Has anyone ever thought about playing a trick on the old noggin and instead of trying to increase the grade of our tracks, making our engines grown under the strain, decreasing the benchwork. What I mean is lower the benchwork on a rather steep grade as it progress to give the illution of the train running in higher country. Im thinking it would work rather well in a mountain scene, could even carry the benchwork to the floor and have the mountain go from floor up. Or would it still look like a train traveling on a line? Has anyone done this...are there any examples I might be able to see? I realize in a small space this would probably not work but what if you had 20 or more feet to work with?
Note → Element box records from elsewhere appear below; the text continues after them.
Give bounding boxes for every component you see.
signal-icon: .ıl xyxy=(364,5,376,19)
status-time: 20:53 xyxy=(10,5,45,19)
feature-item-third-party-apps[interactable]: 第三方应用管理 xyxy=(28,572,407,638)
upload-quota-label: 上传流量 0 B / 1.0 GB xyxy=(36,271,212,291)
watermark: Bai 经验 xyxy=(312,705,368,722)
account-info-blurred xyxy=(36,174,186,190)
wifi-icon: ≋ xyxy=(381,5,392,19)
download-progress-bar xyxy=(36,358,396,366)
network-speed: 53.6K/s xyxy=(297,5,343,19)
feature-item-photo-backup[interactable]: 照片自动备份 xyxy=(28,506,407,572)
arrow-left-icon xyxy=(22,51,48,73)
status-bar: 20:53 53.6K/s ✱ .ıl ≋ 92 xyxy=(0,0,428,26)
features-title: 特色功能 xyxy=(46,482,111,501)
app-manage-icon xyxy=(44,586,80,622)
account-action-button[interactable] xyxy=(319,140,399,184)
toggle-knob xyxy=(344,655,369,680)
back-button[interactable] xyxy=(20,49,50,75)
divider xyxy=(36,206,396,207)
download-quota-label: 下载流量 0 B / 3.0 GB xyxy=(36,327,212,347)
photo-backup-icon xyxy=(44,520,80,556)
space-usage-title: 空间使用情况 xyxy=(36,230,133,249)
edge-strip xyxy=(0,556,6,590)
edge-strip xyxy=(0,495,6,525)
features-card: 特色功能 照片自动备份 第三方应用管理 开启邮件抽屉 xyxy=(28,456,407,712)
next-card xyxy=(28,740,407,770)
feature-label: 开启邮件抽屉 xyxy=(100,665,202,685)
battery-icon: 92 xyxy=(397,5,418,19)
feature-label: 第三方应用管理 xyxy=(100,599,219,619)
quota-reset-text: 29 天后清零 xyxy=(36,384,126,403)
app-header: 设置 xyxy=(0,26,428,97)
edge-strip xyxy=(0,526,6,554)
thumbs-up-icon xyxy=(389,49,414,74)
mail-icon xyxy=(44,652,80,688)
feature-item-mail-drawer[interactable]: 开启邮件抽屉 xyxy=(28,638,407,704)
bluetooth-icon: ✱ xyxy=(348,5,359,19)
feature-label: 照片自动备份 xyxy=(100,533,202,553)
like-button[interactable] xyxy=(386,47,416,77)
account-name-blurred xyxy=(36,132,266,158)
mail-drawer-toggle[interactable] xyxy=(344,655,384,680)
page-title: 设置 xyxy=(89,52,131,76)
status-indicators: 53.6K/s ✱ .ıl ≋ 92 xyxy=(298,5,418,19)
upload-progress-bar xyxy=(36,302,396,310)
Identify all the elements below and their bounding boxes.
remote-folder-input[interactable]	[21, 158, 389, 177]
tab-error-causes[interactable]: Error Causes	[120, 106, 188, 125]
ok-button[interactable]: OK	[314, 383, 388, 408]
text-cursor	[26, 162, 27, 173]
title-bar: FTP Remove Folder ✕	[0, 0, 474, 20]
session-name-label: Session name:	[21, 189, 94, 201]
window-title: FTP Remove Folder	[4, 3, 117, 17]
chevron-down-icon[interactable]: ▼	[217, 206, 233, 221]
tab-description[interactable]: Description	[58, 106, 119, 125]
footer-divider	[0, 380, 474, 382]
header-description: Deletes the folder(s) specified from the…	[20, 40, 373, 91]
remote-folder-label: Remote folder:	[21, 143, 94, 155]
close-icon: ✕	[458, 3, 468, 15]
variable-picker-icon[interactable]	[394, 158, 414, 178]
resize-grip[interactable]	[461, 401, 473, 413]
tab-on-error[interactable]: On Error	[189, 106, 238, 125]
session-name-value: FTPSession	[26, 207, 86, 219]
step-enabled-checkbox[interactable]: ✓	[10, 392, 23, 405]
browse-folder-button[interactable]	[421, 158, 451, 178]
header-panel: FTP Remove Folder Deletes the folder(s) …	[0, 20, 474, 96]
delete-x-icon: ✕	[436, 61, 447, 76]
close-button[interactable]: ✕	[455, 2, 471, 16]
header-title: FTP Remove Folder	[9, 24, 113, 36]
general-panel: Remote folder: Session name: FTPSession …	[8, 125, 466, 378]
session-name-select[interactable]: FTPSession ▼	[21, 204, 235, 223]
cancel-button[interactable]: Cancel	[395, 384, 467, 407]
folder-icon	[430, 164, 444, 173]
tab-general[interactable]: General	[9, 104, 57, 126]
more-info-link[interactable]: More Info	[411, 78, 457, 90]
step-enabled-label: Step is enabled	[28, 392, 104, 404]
77Railer....Dusty Old Railssign1
 

N Gauger

1:20.3 Train Addict
I know there is an N-traks module out there with a bridge scene - the train stays level with the fore & aft modules, running across the bridge..... The Scenery goes from a foot above the bridge to 2 feet under the bridge - really cool in N :) :)
 
N

nachoman

ahh the old optical illusion. i think this would work, to a degree. But maybe more effective if you could split the difference. If you could make about a half percent grade, and vary the scenery base, it may be quite convincing. You would need a large layout, though

kevin
 

77railer

Member
The wall Im going to have this on will give me a 40 ft run once the building gets done which will be awhile. Thanks for your suggestions and comments...


77railer
 

baldwinjl

Member
I am planning a section where a separated double track mainline crosses itself, and I don't have a lot of space to do it. So I the plan is that one lines goes up, the other down, they cross, and then reverse the process to rejoin. At least that's the plan. We'll se what it looks like in real life in the weeks ahead!

Jeff
 

DougF

New Member
If you want an idea of what this would look like go to the Rails on Wheels website (www.railsonwheels.com). In the photo section are pictures of a 180 degree curve that does what you seem to be writing about. The double track seperates and one crosses over the other in the middle on bridges. It recrosses in a tunnel at grade to complete the operation. Both tracks have grades. This is all on portable modules. Hope this helps.

Doug
 
77,
Here's a pic that shows a little about what you're talking about. I wanted a tall trestle so used a 2" layer of foam over my entire layout to cheat the base elevation up 2". I then used 4% grades to get up as high as I could, but then cut out the foam in the area that will be a lake to increase the relative height of the finished trestle.